Toyota Prices the GT86 High For Finland

The JDM GT-86 RC base model. Bring it.

Today in the national papers’s automotive supplements, Toyota announced the pricing for the upcoming GT-86 for Finland. While the US market will get the FR-S for 25k USD and the UK market will get theirs for 25k GBP, the Finnish out-the-door price has been set at a bold 46 624 EUR – for starters. That is around 62 000 dollars. Well played, I say – aggressive pricing should not mean you set the base price around 10 000 EUR too high.

The aforementioned price is for the well-equipped, so-called base model which includes a dual-zone climate control, keyless go, 17″ alloy wheels, LED DRL:s and an electronic touchscreen kitchen sink. This is completely wrong. As a nation, we’re accustomed to properly base base models. We need nothing. We require nothing except a block heater plug and studded winter tires – the rest is costly flab.

So, Toyota should start the pricing with the pictured Japanese market RC model, designed to be stripped anyway. As it’s a racing car starting point, it’s delivered with black bumpers and 16″ steel wheels. This matches the Finnish buyer’s mindset completely; what matters is there and nothing else. One can buy a set of aftermarket wheels for the summer; the 16″ steelies are perfect for wintertime use.

Here’s a photo of the interior of the completely standard Subaru BR-Z RA model, which corresponds to the RC GT-86. It looks exactly how a Finnish-specification car should look like, all hard-wearing cloth and no-nonsense trimmings. It should come without a radio, so the buyer would spec an affordable single-CD player himself; A/C should be part of a separate package but the car should also be offered without it. One thing is crucial, though; heater controls absolutely must be sliders, not turnable knobs – and the windows should be manually cranked.

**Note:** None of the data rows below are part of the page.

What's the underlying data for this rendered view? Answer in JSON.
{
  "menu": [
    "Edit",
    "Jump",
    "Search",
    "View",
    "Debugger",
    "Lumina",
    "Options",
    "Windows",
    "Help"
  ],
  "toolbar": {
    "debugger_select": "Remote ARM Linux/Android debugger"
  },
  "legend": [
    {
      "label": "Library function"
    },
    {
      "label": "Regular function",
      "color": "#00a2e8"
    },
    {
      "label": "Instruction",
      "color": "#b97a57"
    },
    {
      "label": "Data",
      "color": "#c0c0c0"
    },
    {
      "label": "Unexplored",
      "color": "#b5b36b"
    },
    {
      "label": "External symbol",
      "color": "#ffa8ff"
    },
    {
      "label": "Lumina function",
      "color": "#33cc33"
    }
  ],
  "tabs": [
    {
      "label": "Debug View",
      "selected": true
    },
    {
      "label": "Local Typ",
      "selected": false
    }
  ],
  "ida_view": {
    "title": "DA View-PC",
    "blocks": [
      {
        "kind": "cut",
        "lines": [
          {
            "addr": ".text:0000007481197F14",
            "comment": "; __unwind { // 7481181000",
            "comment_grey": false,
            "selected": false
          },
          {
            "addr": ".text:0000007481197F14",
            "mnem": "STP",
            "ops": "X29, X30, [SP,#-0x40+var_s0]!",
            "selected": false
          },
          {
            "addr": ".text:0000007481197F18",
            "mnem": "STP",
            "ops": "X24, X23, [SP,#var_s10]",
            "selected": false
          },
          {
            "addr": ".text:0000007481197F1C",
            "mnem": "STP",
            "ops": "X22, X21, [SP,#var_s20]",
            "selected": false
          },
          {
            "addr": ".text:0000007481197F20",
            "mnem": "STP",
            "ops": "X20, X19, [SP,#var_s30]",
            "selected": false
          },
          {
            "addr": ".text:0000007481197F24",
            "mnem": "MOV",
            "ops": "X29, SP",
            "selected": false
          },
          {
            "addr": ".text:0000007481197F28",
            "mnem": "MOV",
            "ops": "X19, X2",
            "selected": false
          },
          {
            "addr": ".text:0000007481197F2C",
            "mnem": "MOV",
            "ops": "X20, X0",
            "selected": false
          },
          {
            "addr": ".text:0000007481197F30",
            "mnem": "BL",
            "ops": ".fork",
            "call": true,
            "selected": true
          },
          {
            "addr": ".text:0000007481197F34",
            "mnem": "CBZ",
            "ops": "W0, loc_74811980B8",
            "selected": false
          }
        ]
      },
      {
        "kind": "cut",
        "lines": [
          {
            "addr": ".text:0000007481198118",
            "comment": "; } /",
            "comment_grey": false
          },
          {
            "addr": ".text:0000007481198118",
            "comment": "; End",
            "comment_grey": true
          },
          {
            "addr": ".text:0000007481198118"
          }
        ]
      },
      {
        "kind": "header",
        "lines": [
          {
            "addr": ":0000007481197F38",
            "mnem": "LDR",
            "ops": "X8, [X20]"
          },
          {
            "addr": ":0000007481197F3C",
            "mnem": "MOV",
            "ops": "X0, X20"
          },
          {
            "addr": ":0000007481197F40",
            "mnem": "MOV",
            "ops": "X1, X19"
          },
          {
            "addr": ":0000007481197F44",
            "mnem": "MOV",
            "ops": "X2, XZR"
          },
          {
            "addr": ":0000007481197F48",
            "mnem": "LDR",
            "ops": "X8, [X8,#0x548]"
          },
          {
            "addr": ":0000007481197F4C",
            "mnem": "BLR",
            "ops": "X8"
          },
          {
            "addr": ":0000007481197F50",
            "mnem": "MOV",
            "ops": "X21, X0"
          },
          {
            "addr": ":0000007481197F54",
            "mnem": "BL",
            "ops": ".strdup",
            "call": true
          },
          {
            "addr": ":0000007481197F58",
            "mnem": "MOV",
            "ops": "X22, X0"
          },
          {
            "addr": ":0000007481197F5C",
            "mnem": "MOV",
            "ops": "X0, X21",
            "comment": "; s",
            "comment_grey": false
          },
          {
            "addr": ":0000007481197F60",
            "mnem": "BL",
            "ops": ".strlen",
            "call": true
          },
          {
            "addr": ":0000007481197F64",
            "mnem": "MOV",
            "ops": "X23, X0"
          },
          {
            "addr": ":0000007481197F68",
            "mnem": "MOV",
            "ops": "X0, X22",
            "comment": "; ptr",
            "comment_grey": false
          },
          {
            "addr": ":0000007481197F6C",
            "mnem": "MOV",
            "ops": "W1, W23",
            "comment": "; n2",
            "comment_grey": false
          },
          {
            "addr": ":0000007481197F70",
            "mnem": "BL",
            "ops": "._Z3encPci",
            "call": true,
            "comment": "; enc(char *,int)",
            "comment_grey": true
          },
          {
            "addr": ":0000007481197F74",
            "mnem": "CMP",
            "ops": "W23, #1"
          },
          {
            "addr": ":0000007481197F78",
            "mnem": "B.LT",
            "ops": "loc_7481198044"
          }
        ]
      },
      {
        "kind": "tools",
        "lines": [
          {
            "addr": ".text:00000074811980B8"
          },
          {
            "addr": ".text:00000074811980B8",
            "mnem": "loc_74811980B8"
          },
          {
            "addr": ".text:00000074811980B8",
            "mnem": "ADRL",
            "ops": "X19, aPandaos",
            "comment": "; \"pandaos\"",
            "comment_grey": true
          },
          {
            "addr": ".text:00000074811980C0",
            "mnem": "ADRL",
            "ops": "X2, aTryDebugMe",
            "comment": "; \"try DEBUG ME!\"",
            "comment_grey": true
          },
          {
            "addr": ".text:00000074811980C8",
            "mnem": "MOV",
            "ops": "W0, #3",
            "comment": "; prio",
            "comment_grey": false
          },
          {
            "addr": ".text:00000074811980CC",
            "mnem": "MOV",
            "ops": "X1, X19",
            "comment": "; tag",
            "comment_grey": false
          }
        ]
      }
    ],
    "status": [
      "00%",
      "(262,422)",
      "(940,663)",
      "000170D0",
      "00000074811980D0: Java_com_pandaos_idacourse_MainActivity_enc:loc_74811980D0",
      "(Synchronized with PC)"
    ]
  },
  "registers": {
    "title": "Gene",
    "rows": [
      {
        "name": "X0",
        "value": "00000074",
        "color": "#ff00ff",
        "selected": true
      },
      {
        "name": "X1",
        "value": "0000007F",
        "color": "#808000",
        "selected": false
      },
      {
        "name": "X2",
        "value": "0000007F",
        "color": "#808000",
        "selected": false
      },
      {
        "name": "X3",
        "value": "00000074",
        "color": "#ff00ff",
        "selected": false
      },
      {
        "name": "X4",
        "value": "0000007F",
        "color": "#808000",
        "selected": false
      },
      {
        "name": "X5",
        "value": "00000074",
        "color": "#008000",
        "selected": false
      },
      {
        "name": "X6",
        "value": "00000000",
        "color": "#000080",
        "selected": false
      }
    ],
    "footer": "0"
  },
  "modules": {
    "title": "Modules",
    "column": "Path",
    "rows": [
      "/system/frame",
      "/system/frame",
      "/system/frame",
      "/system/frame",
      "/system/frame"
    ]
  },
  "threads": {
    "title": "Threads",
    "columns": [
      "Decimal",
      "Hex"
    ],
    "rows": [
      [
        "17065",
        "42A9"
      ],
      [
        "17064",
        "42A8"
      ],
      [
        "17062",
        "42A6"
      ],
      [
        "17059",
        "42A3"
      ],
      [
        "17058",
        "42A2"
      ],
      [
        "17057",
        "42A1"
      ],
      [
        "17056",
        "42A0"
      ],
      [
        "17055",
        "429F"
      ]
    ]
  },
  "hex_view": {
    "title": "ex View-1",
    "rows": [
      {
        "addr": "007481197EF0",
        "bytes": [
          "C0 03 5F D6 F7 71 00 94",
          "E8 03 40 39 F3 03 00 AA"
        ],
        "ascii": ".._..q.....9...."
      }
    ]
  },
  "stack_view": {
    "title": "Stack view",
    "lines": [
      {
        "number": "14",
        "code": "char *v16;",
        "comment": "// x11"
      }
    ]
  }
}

But to be honest, Toyota (and Subaru) already make the base-base RC/RA model. It suits the Finnish gravel-road mindset better than well. If the GT-86 only comes overly well specified, it’ll remain a rarity and it’ll never match the Celica, let alone the revered AE-86 that was gloriously base when sold here. Bring the stripper special here, I say. Price it properly and it’ll shift units.